The two men find their minds, mettle, and physical endurance tested when they're inadvertently left as the last best hope to prevent disaster. A couple of goofballs at another rail yard (Ethan Suplee and T.J. Miller) get lazy and screw up, allowing an unmanned train to coast onto a main railway line. Further bumbling and attempts at ass-covering send the train rocketing forward under its own power, with thousands of gallons of toxic, explosive chemicals in tow.

Dispatch operator Connie (Rosario Dawson) picks up on the error and tries to solve it quickly, but meddling from the top brass (Kevin Dunn) working on behalf of the shareholders keeps her from making a costly correction. Soon it's too late, and the train... well, obviously, cannot be stopped. Only Frank, using his insider's knowledge and getting some help from the plucky Will, can hatch and execute an unlikely plan that will keep the tankers full of chemicals from causing a fiery inferno followed by a toxic cloud.
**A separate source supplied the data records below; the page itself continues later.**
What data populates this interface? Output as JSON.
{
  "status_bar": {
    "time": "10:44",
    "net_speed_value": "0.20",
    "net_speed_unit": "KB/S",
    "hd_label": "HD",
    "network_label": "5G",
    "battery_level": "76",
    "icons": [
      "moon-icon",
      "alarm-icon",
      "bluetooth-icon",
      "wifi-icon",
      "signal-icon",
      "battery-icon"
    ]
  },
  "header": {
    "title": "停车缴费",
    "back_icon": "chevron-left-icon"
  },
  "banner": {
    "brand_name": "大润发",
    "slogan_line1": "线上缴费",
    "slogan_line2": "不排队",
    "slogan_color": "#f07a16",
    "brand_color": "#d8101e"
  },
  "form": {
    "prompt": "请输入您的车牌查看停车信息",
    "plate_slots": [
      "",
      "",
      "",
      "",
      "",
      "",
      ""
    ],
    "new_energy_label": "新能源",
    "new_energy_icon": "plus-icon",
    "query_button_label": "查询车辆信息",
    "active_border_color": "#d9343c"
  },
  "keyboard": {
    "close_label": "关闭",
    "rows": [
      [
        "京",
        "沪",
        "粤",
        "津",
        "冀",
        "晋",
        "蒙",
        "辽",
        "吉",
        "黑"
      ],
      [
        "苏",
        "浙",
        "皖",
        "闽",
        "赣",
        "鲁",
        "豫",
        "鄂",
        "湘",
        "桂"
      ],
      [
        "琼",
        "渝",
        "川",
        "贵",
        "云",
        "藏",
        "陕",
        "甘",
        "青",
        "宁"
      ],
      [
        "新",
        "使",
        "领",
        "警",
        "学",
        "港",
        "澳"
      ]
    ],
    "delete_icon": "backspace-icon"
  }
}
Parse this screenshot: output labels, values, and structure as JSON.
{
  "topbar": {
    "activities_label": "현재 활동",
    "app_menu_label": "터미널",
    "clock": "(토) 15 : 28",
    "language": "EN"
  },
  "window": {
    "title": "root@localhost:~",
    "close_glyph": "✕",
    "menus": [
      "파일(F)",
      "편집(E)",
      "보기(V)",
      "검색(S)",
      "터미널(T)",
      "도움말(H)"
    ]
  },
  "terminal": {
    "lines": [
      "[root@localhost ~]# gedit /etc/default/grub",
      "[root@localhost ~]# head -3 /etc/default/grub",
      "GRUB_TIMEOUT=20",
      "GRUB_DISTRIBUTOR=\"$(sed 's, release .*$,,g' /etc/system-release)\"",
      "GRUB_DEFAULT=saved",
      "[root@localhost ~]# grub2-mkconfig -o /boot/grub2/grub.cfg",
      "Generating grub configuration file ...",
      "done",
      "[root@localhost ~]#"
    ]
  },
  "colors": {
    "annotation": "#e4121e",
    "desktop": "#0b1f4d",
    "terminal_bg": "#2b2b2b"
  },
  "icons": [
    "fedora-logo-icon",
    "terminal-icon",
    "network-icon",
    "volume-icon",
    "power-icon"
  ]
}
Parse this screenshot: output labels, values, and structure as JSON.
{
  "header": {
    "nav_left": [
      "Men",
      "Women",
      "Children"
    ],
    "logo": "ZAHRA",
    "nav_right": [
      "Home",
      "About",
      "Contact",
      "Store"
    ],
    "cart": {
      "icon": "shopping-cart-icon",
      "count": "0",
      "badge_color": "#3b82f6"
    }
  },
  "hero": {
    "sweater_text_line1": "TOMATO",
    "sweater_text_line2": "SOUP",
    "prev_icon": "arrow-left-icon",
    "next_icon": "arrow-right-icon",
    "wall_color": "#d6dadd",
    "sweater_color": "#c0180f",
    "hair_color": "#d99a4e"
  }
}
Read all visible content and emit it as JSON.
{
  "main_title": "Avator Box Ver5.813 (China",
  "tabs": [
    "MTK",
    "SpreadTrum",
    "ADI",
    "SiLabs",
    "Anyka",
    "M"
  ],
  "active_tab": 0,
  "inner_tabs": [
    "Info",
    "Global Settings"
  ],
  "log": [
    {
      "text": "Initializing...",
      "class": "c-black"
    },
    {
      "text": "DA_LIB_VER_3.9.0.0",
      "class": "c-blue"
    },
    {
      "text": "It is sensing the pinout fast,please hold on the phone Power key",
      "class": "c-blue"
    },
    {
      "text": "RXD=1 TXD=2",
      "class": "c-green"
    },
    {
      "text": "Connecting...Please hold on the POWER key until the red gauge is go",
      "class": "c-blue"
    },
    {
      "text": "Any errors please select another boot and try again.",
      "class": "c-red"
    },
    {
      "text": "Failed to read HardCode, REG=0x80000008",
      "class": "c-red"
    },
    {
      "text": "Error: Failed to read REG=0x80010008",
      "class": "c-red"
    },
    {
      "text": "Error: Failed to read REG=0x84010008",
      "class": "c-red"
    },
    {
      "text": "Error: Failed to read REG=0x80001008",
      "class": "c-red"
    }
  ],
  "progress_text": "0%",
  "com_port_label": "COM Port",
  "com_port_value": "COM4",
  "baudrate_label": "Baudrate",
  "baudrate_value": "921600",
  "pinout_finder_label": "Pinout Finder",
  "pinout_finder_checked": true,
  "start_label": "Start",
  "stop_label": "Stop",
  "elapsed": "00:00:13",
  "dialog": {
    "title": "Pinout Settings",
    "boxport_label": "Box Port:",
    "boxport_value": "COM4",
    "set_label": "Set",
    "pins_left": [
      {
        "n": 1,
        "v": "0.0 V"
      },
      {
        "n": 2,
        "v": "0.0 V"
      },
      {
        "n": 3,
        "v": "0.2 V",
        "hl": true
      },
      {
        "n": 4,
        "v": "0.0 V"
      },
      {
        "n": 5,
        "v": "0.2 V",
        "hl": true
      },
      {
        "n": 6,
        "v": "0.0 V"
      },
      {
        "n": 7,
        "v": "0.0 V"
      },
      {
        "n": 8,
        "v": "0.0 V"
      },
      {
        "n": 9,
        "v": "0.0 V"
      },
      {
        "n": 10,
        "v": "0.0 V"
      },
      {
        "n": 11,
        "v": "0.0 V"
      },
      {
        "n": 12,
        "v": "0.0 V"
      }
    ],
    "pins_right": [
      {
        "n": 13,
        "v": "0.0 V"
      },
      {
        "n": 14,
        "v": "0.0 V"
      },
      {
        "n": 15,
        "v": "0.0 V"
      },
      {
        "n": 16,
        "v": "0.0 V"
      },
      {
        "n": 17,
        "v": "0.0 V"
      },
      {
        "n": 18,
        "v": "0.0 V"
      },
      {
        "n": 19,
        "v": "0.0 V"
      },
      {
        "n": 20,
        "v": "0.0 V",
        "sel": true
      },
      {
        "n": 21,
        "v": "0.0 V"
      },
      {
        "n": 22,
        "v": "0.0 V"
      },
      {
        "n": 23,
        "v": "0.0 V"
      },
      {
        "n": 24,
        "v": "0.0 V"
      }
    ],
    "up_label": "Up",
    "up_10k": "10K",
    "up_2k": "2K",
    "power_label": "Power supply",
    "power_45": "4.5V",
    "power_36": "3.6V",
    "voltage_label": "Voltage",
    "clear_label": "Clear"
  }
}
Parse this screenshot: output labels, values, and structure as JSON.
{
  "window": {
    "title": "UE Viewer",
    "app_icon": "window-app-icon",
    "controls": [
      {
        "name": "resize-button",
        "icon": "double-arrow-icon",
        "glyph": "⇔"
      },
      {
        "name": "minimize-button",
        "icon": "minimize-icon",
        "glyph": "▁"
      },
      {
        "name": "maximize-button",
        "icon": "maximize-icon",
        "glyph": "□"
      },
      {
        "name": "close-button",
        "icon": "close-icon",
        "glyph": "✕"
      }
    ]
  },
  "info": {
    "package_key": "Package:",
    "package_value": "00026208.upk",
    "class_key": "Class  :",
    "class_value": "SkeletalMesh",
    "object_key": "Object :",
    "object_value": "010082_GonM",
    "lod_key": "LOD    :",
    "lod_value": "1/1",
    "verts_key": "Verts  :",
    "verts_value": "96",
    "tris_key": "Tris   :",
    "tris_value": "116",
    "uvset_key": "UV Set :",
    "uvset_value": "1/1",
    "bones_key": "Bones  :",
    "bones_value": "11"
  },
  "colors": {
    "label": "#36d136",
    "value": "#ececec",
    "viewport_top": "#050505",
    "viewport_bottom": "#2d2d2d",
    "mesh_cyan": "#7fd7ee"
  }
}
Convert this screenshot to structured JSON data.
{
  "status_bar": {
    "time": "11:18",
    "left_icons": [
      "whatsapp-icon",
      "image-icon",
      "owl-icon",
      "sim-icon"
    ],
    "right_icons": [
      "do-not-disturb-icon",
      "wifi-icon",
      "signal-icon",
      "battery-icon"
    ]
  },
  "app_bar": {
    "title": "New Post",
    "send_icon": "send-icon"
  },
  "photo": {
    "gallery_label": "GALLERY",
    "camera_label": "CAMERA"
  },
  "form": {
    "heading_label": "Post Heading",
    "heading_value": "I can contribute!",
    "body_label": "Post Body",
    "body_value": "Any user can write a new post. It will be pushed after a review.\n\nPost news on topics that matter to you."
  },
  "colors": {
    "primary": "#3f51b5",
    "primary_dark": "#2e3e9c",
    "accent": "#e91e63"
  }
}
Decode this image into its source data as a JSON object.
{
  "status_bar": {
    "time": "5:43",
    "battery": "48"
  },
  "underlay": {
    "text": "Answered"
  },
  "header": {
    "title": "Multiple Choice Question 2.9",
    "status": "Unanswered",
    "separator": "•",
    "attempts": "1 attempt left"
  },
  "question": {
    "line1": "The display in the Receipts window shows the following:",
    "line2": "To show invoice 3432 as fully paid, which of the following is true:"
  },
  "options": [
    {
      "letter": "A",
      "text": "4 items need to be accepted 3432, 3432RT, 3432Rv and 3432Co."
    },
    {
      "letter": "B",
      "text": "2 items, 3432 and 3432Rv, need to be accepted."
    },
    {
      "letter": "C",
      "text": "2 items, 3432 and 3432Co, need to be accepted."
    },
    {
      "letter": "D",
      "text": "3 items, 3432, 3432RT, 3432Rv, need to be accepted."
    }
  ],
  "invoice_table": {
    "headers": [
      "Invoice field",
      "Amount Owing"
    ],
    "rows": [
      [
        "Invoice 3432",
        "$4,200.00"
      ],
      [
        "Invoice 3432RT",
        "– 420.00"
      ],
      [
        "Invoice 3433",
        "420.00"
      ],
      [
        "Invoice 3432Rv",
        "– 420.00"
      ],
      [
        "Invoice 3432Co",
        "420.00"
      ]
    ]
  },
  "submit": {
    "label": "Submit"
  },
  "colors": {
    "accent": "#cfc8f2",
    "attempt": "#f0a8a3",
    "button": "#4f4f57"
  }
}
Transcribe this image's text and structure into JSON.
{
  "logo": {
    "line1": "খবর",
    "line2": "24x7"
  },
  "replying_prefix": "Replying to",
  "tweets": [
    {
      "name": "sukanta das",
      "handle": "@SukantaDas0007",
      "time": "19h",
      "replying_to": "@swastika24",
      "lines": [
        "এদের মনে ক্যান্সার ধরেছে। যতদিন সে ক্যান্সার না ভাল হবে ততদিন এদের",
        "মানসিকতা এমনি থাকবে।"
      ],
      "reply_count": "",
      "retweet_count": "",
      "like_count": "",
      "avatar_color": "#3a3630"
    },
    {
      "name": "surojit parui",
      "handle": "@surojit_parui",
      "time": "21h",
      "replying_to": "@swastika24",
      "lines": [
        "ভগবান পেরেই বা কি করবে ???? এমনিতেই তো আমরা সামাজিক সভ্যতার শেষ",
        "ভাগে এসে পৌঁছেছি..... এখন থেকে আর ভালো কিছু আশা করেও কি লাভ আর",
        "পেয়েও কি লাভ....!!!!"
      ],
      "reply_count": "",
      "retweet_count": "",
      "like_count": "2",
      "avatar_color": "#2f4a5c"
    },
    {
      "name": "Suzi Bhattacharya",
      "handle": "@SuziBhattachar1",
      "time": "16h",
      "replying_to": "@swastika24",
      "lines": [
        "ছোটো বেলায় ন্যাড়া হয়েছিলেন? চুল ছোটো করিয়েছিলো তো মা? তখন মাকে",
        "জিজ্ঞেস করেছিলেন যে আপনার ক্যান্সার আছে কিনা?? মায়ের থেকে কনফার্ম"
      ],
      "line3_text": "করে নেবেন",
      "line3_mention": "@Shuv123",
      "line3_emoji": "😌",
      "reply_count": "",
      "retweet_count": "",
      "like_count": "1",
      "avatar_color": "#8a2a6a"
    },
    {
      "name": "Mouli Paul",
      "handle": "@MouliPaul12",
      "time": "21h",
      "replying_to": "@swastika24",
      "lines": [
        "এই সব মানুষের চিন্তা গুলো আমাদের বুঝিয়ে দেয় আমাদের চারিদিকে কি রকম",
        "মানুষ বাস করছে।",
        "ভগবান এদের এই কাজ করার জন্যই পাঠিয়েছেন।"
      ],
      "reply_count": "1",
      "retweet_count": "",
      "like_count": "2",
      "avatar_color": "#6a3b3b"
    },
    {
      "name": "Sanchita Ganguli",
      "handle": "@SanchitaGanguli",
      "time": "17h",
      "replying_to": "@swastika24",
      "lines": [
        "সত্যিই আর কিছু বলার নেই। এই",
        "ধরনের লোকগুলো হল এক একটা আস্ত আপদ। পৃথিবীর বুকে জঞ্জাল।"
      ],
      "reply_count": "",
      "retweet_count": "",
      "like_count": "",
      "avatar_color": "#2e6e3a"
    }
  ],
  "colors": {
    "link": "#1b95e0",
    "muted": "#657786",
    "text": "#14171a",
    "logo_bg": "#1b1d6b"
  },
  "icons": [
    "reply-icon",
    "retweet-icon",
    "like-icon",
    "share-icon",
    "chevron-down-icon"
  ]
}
But before the train can even reach the town, obstacles appear in its way: A passenger line full of schoolchildren! A trailer full of horsies! Gasp! Scott and screenwriter Mark Bomback leave no absurdity unturned as they amp up the stakes until the only thing that could seem to stop the train would be the sheer weight of the movie's melodrama. They're determined to shoehorn this interesting true story into a movie-friendly template no matter how illogically the characters must behave. Certainly the apex of this silliness comes when Will's estranged wife takes her young son to the site of the imminent chemical explosion so they can see if dad can avert catastrophe. If you're prone to shouting at the screen when characters act irrationally, be sure to bring a throat lozenge to this one.

Scott's shaky, swooping camera and cut-to-bits editing style make this another headache-inducing entry in his obnoxious oeuvre. Not only is it annoying, but the style here proves counterproductive; every scene is shot with such jittery tension and edited into such an image frenzy that by the time our guys start performing daring physical feats, there's no way to adequately capture the motion and intensity. Scott films somebody drinking a cup of coffee with the same series of quick cuts and zooms that he uses for a man dangling between two cars of a speeding train about to explode, so it all gets mushed together in a blurry mess.

Still, it's nice to have a movie that celebrates experience, knowledge, and good workmanship (even if Suplee's real-life counterpart, who basically made a simple mistake, is cast as the Bill Buckner of railroad workers), and it's nicer still to see Pine and Washington paired up. Without Scott getting in the way, these two guys would be... well, certainly not easy to stop.